D.U de Posturologie (2001)

 

 

INFLUENCE DE L’ORTHOPRACTIE SUR LES MESURES STABILOMETRIQUES

 

I.                   But

Le but de cette étude est de montrer par l’intermédiaire d’une plate-forme de stabilomètrie que l’orthopractie modifie le tonus et la stabilité des patients immédiatement après la séance, mais aussi dans les jours qui suivent le traitement.

 

II.                 Introduction

 

Les techniques de massages et de thérapies manuelles ont été utilisées et transmises de génération en génération depuis des temps immémoriaux.

Que ce soit dans les anciennes civilisations ( Chinoise, Egyptienne, Indienne ) ou dans nos campagnes européennes, avec nos rebouteux, les hommes ont toujours essayé, et ce de manière empirique, de soulager les douleurs de leurs contemporains.

Plus prés de nous, dans les années cinquante un pharmacien auvergnat nommé Jean Moneyron est initié aux gestes de reboutement par une religieuse ( Sœur Gérard )

Il  délaisse sa pharmacie pour passer un diplôme d’état de kinésithérapie et soigner ses patients uniquement à l’aide de ses mains.

Il devient vite un thérapeute fort renommé et bientôt débordé par un afflux de patients.

Si bien qu’à la fin des années soixante il s’associe avec un jeune kinésithérapeute du nom de Jean-Luc Safin.

Ce dernier, après vingt ans de collaboration avec J. Moneyron et trente ans de pratique quotidienne essaye d’expliquer et de démontrer avec des moyens objectifs les raisons des ces réussites thérapeutiques.
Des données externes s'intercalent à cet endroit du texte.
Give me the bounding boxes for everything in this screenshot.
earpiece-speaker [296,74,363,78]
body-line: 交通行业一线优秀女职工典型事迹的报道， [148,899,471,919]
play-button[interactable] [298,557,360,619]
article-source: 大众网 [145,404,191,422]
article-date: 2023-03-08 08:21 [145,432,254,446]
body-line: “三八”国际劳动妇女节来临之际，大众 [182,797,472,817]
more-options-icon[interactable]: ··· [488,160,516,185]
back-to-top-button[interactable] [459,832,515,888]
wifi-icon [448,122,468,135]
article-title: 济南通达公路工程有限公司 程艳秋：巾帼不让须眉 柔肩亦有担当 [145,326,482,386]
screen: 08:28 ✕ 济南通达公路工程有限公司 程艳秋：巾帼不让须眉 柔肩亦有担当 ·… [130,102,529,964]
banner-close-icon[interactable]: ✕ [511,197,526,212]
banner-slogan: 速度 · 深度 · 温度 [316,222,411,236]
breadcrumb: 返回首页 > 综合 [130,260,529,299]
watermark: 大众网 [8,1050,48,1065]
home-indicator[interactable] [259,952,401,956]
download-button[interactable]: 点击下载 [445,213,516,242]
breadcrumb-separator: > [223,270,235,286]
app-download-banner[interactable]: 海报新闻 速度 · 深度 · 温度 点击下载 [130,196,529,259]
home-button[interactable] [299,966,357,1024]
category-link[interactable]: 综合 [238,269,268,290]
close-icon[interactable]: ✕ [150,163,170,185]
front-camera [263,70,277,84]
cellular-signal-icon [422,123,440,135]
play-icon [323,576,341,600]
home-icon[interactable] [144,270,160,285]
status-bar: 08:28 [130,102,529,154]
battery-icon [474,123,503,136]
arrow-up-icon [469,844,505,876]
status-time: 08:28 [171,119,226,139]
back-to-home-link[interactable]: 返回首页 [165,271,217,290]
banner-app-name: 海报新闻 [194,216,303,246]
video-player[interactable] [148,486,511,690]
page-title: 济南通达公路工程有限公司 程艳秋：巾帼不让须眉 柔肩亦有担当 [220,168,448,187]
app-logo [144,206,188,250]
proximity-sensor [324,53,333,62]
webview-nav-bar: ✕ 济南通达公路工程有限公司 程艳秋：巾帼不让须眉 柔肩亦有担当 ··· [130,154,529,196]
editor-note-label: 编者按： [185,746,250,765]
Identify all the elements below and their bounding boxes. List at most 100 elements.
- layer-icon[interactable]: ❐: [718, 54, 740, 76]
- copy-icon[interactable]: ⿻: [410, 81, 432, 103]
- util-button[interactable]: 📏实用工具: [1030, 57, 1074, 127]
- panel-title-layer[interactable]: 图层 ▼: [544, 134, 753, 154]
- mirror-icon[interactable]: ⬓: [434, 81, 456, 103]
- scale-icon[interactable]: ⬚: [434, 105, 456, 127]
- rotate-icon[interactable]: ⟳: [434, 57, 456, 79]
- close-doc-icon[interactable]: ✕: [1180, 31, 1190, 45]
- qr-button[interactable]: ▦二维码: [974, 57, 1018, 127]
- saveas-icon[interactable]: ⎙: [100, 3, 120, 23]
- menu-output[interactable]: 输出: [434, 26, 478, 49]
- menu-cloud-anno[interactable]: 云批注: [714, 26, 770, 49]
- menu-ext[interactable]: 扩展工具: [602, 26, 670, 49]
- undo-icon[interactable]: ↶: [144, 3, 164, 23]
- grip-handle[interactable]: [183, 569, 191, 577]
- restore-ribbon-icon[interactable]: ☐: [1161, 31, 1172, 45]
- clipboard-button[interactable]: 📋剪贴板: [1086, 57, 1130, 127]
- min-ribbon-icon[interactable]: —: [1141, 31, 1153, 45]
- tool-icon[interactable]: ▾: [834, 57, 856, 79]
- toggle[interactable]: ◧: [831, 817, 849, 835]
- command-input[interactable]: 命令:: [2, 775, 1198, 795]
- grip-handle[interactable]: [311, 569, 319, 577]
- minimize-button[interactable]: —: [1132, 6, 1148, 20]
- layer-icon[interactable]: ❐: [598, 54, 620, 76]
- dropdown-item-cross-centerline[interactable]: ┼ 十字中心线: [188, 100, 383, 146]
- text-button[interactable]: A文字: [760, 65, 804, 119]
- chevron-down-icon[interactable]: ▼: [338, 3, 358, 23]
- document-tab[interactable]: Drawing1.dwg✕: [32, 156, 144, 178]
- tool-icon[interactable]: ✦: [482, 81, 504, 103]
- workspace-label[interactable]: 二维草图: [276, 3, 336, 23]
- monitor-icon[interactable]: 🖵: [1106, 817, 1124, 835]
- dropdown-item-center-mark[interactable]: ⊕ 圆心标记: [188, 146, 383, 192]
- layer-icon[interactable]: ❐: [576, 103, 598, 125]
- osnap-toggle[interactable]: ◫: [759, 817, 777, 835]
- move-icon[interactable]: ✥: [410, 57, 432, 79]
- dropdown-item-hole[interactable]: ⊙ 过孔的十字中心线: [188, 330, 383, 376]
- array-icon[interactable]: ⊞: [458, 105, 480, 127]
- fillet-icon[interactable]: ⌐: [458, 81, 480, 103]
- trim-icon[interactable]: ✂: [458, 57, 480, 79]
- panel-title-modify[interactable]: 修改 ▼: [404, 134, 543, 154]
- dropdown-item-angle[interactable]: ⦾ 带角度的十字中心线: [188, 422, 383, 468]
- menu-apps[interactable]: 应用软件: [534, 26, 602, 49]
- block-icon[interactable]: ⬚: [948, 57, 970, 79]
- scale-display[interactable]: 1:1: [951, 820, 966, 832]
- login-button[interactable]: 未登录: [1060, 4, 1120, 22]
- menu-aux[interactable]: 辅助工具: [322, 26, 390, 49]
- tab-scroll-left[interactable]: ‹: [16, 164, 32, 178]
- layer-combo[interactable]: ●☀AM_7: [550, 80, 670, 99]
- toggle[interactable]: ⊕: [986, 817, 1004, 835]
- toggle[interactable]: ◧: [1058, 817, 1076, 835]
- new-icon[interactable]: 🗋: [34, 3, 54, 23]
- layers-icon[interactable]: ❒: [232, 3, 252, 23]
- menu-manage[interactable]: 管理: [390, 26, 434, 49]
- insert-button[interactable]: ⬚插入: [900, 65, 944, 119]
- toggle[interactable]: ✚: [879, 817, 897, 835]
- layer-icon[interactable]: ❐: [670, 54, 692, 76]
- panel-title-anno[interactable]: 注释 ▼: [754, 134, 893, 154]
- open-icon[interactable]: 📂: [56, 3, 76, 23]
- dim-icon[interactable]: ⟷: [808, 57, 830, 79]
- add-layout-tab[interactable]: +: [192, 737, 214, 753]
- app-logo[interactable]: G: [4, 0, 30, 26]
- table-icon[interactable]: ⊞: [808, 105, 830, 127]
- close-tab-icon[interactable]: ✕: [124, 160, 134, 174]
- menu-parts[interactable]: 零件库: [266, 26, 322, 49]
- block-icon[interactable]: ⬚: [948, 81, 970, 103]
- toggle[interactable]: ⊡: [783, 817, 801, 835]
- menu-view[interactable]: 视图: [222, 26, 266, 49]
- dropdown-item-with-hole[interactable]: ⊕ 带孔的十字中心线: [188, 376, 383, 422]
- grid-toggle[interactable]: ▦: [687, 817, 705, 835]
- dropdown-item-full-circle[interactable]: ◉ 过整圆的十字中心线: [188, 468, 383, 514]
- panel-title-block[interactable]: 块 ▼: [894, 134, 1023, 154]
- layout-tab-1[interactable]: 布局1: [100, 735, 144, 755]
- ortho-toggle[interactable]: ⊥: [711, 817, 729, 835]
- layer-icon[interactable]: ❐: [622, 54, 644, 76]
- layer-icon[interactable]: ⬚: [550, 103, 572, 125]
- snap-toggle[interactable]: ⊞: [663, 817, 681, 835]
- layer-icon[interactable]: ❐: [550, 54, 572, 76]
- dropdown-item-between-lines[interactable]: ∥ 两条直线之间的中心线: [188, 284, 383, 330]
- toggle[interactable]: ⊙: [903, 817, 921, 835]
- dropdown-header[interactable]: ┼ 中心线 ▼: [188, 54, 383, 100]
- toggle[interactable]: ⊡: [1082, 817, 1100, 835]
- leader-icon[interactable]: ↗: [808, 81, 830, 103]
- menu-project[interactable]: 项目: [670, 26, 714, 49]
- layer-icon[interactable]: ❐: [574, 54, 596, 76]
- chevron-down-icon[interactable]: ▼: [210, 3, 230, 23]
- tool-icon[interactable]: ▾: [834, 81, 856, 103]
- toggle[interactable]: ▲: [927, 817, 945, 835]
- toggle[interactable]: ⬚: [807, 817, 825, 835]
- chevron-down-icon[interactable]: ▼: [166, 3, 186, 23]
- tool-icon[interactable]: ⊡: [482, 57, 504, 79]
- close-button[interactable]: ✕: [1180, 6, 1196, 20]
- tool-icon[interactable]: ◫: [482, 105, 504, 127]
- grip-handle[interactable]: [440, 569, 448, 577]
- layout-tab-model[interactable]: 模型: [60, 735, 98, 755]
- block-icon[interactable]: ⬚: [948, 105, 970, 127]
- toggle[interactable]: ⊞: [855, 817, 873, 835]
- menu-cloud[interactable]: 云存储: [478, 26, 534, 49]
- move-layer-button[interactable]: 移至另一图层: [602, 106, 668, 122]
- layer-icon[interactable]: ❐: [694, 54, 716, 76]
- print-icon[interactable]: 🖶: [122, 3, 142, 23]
De ce désir de sortir de l’empirisme de « la méthode Moneyron » et de la rencontre avec la posturologie moderne est née l’orthopractie.

En effet le dénominateur commun entre : posturologie et orthopractie est la position orthostatique .

       La posturologie essaye de soulager celui qui souffre de se tenir debout. L’orthopractie essaye de soulager celui qui souffre en le traitant debout.   (1)

 

III.             Définition

 

L’orthopractie ( des mots grecs : ortho ( droit ), et prattein ( faire, agir) ) repose donc sur les bases d’un geste exclusivement manuel, associé et renforcé par des bilans et des tests cliniques posturaux ( FUKUDA, ROMBERG, COVER TEST, etc……) et aussi par des examens stabilométriques.

A l’inverse de toutes les thérapies manuelles qui soignent les sujets couchés ou assis, nous traitons le patient debout, dans sa verticale de gravité du moment.

Il n’y a aucune manipulation articulaire de type directe ou indirecte, pas de mobilisation par bras de levier avec lois biomécaniques, pas d’étirements musculo-tendineux.

Le geste s’effectue via la peau, sur les muscles, tendons, apophyses épineuses, avec la pulpe de l’extrémité des doigts ou avec le dos de l’articulation interphalangienne ( P1/P2).

Nous traitons aussi bien les états inflammatoires que les états chroniques ; cette méthode s’adapte à tous y compris aux enfants, aux personnes âgées et aux femmes enceintes.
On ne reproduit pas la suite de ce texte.